Todo lo grabado por Thom Yorke desde “Kid A” -con o sin Radiohead- ha estado impregnado de alguna manera por la electrónica, pero éste es el primer trabajo donde se percibe que el autor desea dar a las composiciones el status de canción. Muy a su manera, por supuesto, leyendo entre líneas también en la continuidad de la nomenclatura: tras “Suspiria” llega “ANIMA” (XL 2019) para insinuar ya desde lo más escueto del título las sensaciones que pretende explorar.

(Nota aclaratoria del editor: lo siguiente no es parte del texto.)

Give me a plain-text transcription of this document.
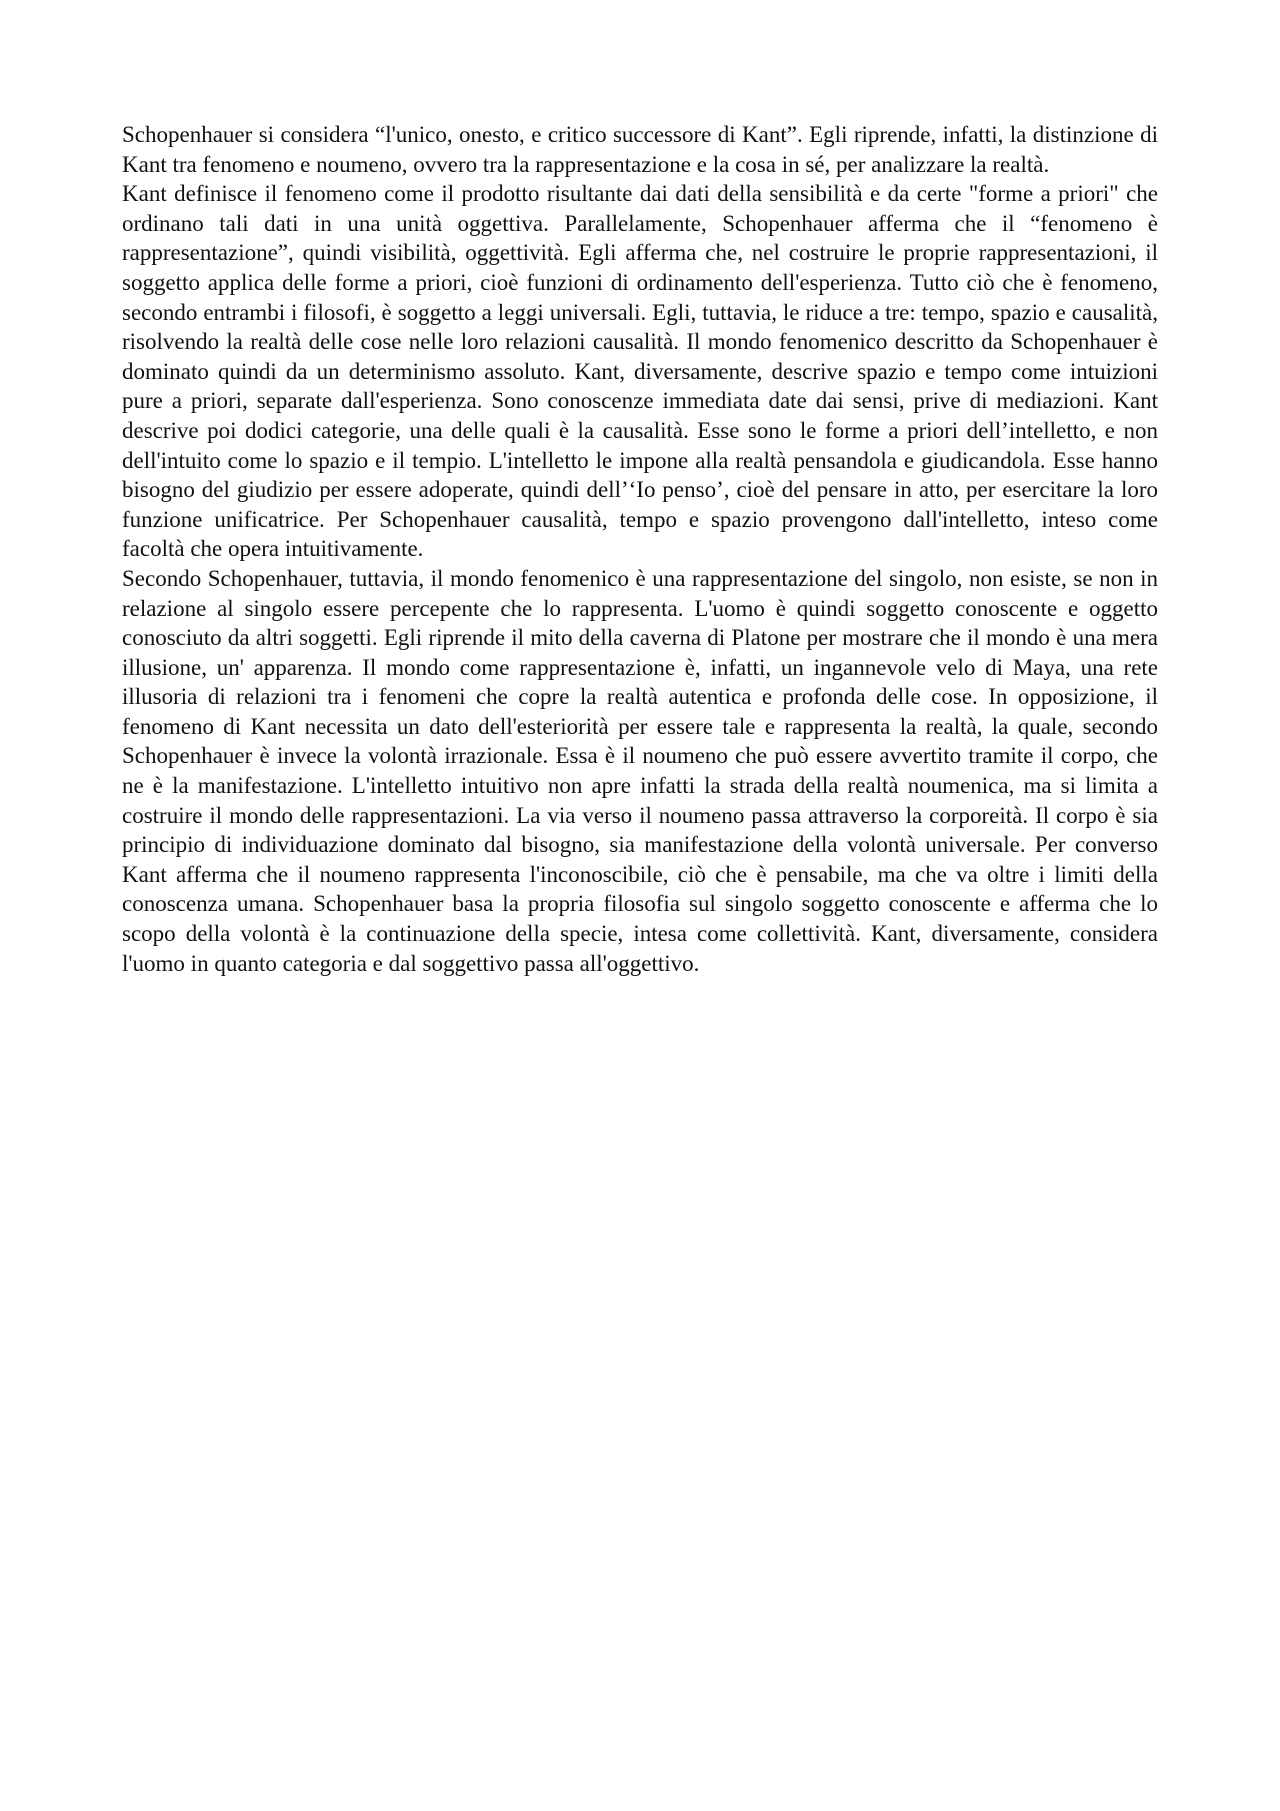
Schopenhauer si considera “l'unico, onesto, e critico successore di Kant”. Egli riprende, infatti, la distinzione di Kant tra fenomeno e noumeno, ovvero tra la rappresentazione e la cosa in sé, per analizzare la realtà.

Kant definisce il fenomeno come il prodotto risultante dai dati della sensibilità e da certe "forme a priori" che ordinano tali dati in una unità oggettiva. Parallelamente, Schopenhauer afferma che il “fenomeno è rappresentazione”, quindi visibilità, oggettività. Egli afferma che, nel costruire le proprie rappresentazioni, il soggetto applica delle forme a priori, cioè funzioni di ordinamento dell'esperienza. Tutto ciò che è fenomeno, secondo entrambi i filosofi, è soggetto a leggi universali. Egli, tuttavia, le riduce a tre: tempo, spazio e causalità, risolvendo la realtà delle cose nelle loro relazioni causalità. Il mondo fenomenico descritto da Schopenhauer è dominato quindi da un determinismo assoluto. Kant, diversamente, descrive spazio e tempo come intuizioni pure a priori, separate dall'esperienza. Sono conoscenze immediata date dai sensi, prive di mediazioni. Kant descrive poi dodici categorie, una delle quali è la causalità. Esse sono le forme a priori dell’intelletto, e non dell'intuito come lo spazio e il tempio. L'intelletto le impone alla realtà pensandola e giudicandola. Esse hanno bisogno del giudizio per essere adoperate, quindi dell’‘Io penso’, cioè del pensare in atto, per esercitare la loro funzione unificatrice. Per Schopenhauer causalità, tempo e spazio provengono dall'intelletto, inteso come facoltà che opera intuitivamente.

Secondo Schopenhauer, tuttavia, il mondo fenomenico è una rappresentazione del singolo, non esiste, se non in relazione al singolo essere percepente che lo rappresenta. L'uomo è quindi soggetto conoscente e oggetto conosciuto da altri soggetti. Egli riprende il mito della caverna di Platone per mostrare che il mondo è una mera illusione, un' apparenza. Il mondo come rappresentazione è, infatti, un ingannevole velo di Maya, una rete illusoria di relazioni tra i fenomeni che copre la realtà autentica e profonda delle cose. In opposizione, il fenomeno di Kant necessita un dato dell'esteriorità per essere tale e rappresenta la realtà, la quale, secondo Schopenhauer è invece la volontà irrazionale. Essa è il noumeno che può essere avvertito tramite il corpo, che ne è la manifestazione. L'intelletto intuitivo non apre infatti la strada della realtà noumenica, ma si limita a costruire il mondo delle rappresentazioni. La via verso il noumeno passa attraverso la corporeità. Il corpo è sia principio di individuazione dominato dal bisogno, sia manifestazione della volontà universale. Per converso Kant afferma che il noumeno rappresenta l'inconoscibile, ciò che è pensabile, ma che va oltre i limiti della conoscenza umana. Schopenhauer basa la propria filosofia sul singolo soggetto conoscente e afferma che lo scopo della volontà è la continuazione della specie, intesa come collettività. Kant, diversamente, considera l'uomo in quanto categoria e dal soggettivo passa all'oggettivo.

Entre los muchos ritmos fragmentados sobre ideario techno procesado por el manual inventado por Thom, sobresalen las pausas dreamy -ya presentes subliminales en teclados de canciones como “Fake Plastic Trees” o “Bullet Proof” de “The Bends”- como el planeador “Dawn Chorus” -el anhelo del de Oxford expuesto: if you could do it all again-, aunque también lo mecánico impacta. Ahí está la desolación hiriente de “The Axe” -I thought we had a deal, repite obsesivamente- o el groove seco de “Impossible Knots”, donde por unos instantes el teclado invita a pensar que va a cantar una secuela de “West End Girls” de Pet Shop Boys.
Yorke se mueve bien en las entrañas de la electrónica, siempre hurgando en nuestros instintos no descriptibles. Como si la felicidad se produjese bañándose en el pesimismo ambiental más de cables que de acordes. No te sobrevendrá un ataque de ansiedad al escucharlo pues intuyes que él ya lo ha tenido por ti.